Rönesans mimarisinin en erken örnekleri 15.yy.’ın ortalarında Floransa’da yapılmıştı. Klasik mimarinin sütunları, yuvarlak kemer ve tonozları, üçgen alınlıkları, friz ve kornişleri bu ilk örneklerde yer alıyordu. Aynı unsurlar o yıllarda az sayıda imal edilen yenilikçi mobilyalarda da vardı. Aslında mobilya önceki dönemlerin kitlesel ve hantal görünümünden tamamen arınmış değildi. Ancak yapım tekniklerinde yeni dönemin getirdiği bilimsel yaklaşımın izleri görülebiliyordu. Örneğin Gotik dönemde büyük ilerlemeler kaydetmiş olan işçilik Rönesansta çok daha özenliydi. Matematik biliminde ve araç yapımındaki gelişimler bu konuda etkileyici faktörlerden biriydi. Bütün kıtada evindeki eşyalar ile toplumsal saygınlık sağlamaya çalışan insanların sayısı da artmaktaydı. Kilisenin insanlar üzerindeki baskıları daha önceki dönemlere göre zayıflamakla birlikte hala çok güçlüydü. Ama buna rağmen dünya nimetleri ile övünmek artık yadırganmamaktaydı. Bundan bugünkü gibi eşyalarla dolu evlerin varlığı anlaşılmamalıdır. Evlerde hatta saraylarda bile odalar adeta boştu. Bir tek özenli mobilya bile aileye saygınlık sağlayabiliyordu. Az sayıdaki mobilya günlük isteğe bağlı olarak odadan odaya taşınmaktaydı; çünkü bir yapının içindeki mekânlar bu dönemde henüz değişik fonksiyonlara göre ayrılmış değildi.

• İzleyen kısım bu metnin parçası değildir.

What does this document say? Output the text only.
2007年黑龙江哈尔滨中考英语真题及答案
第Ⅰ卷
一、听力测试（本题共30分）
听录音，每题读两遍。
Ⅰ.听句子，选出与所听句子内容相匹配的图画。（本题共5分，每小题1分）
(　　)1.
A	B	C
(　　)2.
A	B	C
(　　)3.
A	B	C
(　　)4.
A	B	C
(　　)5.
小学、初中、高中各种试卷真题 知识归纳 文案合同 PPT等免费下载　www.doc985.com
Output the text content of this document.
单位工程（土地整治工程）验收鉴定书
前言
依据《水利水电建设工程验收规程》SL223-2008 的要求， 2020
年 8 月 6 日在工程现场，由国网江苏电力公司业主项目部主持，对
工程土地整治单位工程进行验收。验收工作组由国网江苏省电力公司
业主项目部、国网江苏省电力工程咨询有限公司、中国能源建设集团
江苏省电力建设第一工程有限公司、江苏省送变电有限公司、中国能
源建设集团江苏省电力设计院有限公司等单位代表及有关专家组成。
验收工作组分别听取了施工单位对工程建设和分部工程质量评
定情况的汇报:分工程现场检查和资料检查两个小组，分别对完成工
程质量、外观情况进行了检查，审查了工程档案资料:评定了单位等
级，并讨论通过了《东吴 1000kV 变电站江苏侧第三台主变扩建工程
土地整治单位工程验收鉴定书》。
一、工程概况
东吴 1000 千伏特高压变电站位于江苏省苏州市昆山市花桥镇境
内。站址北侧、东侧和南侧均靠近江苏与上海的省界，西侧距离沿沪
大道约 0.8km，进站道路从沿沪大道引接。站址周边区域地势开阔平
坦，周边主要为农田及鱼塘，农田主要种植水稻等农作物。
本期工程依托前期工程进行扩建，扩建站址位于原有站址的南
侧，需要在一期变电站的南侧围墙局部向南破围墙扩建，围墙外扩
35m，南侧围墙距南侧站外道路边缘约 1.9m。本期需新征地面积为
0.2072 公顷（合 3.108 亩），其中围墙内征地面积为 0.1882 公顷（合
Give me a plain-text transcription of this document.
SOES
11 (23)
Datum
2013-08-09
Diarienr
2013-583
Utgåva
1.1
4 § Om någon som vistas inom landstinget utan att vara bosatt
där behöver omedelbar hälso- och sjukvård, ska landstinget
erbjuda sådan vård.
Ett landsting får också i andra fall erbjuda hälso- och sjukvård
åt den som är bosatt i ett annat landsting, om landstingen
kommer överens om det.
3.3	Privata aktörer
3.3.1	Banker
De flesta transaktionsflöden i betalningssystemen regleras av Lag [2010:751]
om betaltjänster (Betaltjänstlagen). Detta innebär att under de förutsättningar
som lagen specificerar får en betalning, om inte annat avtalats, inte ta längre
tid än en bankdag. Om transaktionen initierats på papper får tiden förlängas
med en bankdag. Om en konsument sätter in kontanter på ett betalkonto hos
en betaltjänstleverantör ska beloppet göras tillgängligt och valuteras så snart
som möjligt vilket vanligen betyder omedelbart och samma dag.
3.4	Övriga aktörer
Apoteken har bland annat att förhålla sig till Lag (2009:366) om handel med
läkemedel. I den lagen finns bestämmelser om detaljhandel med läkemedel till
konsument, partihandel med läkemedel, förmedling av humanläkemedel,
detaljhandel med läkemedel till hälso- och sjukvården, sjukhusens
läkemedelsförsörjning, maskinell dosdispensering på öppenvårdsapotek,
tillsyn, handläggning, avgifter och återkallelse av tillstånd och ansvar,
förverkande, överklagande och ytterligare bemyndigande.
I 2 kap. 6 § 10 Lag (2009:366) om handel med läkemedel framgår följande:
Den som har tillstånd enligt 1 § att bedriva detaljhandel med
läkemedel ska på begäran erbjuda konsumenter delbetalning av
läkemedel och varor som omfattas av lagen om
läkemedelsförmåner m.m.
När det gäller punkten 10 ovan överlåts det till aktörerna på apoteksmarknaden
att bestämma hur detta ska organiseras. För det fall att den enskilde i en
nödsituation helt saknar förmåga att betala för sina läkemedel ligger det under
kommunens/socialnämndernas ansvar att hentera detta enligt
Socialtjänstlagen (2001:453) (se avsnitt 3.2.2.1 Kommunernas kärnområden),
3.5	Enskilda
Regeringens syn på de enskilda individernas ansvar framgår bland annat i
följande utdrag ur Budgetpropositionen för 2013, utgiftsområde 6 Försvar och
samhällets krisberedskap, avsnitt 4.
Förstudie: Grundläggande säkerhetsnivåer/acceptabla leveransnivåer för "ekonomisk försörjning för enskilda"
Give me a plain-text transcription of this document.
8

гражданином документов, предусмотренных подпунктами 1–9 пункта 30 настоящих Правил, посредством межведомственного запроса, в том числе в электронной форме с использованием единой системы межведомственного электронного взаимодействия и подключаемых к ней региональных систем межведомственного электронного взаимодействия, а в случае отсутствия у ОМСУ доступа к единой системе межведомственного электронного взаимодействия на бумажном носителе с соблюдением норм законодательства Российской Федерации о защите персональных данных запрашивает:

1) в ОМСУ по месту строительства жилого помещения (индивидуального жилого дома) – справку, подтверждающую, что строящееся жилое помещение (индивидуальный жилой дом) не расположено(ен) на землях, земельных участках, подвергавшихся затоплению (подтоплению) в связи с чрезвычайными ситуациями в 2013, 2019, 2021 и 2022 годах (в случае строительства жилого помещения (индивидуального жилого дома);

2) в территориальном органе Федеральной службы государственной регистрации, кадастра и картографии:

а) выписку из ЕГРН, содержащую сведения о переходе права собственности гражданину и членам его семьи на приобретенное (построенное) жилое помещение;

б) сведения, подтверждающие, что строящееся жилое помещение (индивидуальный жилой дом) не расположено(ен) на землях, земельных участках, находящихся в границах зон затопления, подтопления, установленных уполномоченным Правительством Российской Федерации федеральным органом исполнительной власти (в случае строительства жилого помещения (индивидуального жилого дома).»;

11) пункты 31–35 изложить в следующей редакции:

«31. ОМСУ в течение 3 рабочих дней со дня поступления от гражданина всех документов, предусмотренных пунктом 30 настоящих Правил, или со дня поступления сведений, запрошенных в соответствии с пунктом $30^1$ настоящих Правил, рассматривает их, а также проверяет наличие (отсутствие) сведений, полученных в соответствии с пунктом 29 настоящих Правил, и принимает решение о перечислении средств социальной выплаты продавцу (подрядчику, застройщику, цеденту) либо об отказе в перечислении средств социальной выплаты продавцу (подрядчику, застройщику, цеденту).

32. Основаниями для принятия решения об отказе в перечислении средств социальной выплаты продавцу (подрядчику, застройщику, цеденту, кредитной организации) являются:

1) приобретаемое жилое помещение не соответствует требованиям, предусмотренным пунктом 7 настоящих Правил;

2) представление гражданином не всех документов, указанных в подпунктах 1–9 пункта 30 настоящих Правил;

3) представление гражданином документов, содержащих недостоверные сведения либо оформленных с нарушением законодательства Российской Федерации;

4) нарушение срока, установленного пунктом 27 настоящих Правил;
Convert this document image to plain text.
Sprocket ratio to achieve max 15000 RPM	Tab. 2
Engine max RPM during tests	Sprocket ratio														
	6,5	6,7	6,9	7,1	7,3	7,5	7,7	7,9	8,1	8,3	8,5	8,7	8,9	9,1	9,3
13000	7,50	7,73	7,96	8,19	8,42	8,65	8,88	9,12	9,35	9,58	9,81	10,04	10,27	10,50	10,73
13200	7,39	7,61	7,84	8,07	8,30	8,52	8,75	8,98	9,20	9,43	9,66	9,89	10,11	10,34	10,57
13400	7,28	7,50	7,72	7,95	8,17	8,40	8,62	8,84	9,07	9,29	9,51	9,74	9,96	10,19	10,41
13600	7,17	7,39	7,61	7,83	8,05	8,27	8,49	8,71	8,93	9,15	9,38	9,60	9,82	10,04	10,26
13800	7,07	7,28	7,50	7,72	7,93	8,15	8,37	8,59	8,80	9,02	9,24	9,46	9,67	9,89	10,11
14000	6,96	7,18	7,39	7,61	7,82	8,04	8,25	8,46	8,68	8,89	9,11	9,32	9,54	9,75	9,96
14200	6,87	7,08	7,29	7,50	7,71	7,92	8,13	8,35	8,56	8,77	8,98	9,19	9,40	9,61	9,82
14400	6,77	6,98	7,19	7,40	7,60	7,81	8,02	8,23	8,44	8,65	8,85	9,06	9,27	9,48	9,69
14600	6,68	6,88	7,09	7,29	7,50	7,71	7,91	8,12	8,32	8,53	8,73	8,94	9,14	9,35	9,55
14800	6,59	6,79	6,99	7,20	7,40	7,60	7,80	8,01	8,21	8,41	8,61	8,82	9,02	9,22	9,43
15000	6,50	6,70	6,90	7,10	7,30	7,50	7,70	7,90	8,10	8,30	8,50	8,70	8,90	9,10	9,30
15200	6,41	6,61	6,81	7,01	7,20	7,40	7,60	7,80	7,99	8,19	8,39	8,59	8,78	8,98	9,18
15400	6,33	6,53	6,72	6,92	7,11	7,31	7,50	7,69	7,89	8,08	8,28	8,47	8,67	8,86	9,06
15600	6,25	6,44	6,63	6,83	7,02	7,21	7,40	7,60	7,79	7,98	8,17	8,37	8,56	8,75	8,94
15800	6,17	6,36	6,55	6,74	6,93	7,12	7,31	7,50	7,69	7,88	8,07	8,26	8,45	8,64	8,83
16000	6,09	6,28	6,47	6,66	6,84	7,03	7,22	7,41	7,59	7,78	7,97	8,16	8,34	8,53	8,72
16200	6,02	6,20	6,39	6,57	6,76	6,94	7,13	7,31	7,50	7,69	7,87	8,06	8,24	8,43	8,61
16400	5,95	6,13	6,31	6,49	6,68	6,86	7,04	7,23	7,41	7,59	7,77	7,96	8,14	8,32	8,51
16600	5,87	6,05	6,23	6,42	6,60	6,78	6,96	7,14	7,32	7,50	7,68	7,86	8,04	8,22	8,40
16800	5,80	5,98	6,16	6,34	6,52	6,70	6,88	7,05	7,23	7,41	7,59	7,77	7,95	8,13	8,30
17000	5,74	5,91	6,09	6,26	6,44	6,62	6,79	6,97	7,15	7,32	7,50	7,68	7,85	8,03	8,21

16.yy.’da mobilya üretiminde uzmanlaşma çok gelişmiş durumdaydı. İskeletçi, döşemeci, tabla yapımcısı, kaplamacı, kakmacı, boyacı, metal aksesuar yapımcısı gibi farklı uzmanlar ayrı loncalar oluşturmuşlardı. Bu yüzden bir mobilya ancak değişik loncalara ait ustaların ellerinden geçtikten sonra ortaya çıkabiliyordu. Loncalar Orta Çağ kentlerinde güçlenmiş meslek birlikleriydi. Bir sanatı öğrenmek isteyen kişi ilgili loncaya küçük yaşta çırak olarak girerdi. Uzun bir dönem çalıştıktan sonra bir sınav vererek kalfalık derecesine yükseltilirdi. Mobilya loncalarında sınav bir mobilyayı ya da parçasını küçültülmüş boyutta ama bütün ayrıntıları ile yapıp ustaların onayına sunulmasıydı. Sınavda başarılı olup kalfalığa yükselen kişinin çıraklık yaptığı atölyeden ayrılarak değişik ustaların yanında çalışması gerekiyordu.
Kalfalar gezici olduklarından özellikle taşrada loncaların kontrolü olamayan yerlerde tek başlarına iş aldıkları çok rastlanan bir olguydu. Usta olmaları için loncadaki ustaların onayını almak ve bazı parasal koşulları yerine getirmek zorunluydu. Kente dışarıdan gelen ustaların iş almaları ise ancak ilgili loncanın izniyle olanaklıydı. Yalnız saraylara hizmet veren yabancı ustalar bunun dışında tutuluyorlardı. Bir ustanın denetiminde yapılan işler ise ait olduğu loncanın diğer üyeleri tarafından kontrol ediliyordu. Kaliteli işçiliğin esas nedeni biraz da bu gerçeklerde yatmaktaydı. Ortaçağ ve Yeni Çağ Mimarisi Hakkında kısaca bilgiler aktardık.